Voorts heb ik, deurwaarder, geheel exploiterende als hiervoor gerelateerd, de gerequireerde voornoemd
gedagvaard:
om op vrijdag de eenentwintigste december tweeduizendenzeven, des voormiddags te 10.00 uur, vertegenwoordigd door een advocaat bij de Hoge Raad der Nederlanden, te verschijnen ter openbare terechtzitting van de Hoge Raad der Nederlanden (enkelvoudige kamer belast met de behandeling van burgerlijke zaken), alsdan gehouden wordende in Zijn Gebouw aan de Kazernestraat 52 (bezoekadres) te 's‑Gravenhage;
teneinde:
alsdan aldaar namens mijn requiranten — [requirant 1] respectievelijk [requirant 2] — als eisers tot cassatie jegens haar, de gerequireerde — [gerequireerde] — als verweerster in cassatie tegen voormelde arresten te horen aanvoeren het navolgende:
middel van cassatie:
Schending van het recht dan wel verzuim van vormen waarvan het niet in acht nemen grond voor vernietiging vormt, doordat het Hof heeft overwogen als in rov. 4.2.4. sub b. van het arrest van 5 september 2006 en in de rov.'en 8.5.2., 8.9. en 8.10. van het arrest van 28 augustus 2007 is weergegeven, en (mede) op grond daarvan heeft beslist als in het dictum van het arrest van 28 augustus 2007 is aangeduid; ten onrechte en in strijd met het recht in verband met het navolgende.
Algemeen; inleiding
[requirant 1] is van 18 oktober 1998 tot en met 31 december 2002 in dienst geweest bij [gerequireerde]. [requirant 1] was werkzaam als vertegenwoordiger. [requirant 2] is van 2 oktober 2000 tot en met 31 december 2002 in dienst geweest van [gerequireerde]. [requirant 2] was werkzaam in de winkel van [gerequireerde].

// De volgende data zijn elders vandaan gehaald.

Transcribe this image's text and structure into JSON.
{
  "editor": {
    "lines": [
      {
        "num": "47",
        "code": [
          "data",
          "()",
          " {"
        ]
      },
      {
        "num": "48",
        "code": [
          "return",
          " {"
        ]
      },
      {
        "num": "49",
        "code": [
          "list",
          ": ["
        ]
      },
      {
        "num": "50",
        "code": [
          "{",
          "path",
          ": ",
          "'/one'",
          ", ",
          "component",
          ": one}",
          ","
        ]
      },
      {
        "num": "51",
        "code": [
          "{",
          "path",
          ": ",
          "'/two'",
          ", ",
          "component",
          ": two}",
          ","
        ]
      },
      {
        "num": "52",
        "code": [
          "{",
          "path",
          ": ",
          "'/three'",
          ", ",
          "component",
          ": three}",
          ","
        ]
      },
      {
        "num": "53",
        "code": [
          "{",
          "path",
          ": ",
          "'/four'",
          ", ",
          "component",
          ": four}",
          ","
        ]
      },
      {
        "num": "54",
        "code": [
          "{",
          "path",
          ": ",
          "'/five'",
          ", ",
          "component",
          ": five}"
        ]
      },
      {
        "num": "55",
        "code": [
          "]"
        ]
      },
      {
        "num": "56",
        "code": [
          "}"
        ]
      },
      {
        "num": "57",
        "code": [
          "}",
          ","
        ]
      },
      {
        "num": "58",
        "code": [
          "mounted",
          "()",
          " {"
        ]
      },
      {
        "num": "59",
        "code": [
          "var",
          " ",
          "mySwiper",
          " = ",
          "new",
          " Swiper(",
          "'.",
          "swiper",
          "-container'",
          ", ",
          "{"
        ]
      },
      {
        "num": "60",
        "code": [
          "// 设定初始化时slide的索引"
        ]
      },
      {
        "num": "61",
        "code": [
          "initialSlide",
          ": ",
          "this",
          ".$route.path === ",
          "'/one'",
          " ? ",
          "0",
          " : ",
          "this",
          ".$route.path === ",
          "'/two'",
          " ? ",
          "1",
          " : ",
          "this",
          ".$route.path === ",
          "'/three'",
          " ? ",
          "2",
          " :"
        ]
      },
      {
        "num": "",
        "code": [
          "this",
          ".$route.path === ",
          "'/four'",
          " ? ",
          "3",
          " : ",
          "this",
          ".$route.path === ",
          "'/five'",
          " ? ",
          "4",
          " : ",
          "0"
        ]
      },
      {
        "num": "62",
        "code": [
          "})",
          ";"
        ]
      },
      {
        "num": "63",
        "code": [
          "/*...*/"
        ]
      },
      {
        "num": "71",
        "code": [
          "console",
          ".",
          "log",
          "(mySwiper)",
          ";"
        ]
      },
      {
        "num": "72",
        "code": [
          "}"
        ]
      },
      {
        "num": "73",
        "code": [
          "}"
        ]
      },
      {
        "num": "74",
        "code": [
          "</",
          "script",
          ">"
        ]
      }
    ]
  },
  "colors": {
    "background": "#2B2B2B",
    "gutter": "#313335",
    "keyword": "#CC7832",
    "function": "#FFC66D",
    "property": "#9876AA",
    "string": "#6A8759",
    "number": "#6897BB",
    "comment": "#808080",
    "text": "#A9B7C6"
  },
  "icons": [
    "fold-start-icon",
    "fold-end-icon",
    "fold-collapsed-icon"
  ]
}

Op de arbeidsovereenkomsten tussen [requirant 1] en [requirant 2] enerzijds en [gerequireerde] anderzijds, was de CAO Slijterijen — de CAO — van toepassing. Deze CAO is, voor zover in cassatie relevant, algemeen verbindend verklaard van 10 augustus 2000 tot en met 31 maart 2001 (Stcrt 2002, 243) en van 19 december 2002 tot en met 30 september 2003 (Stcrt 2000, 151).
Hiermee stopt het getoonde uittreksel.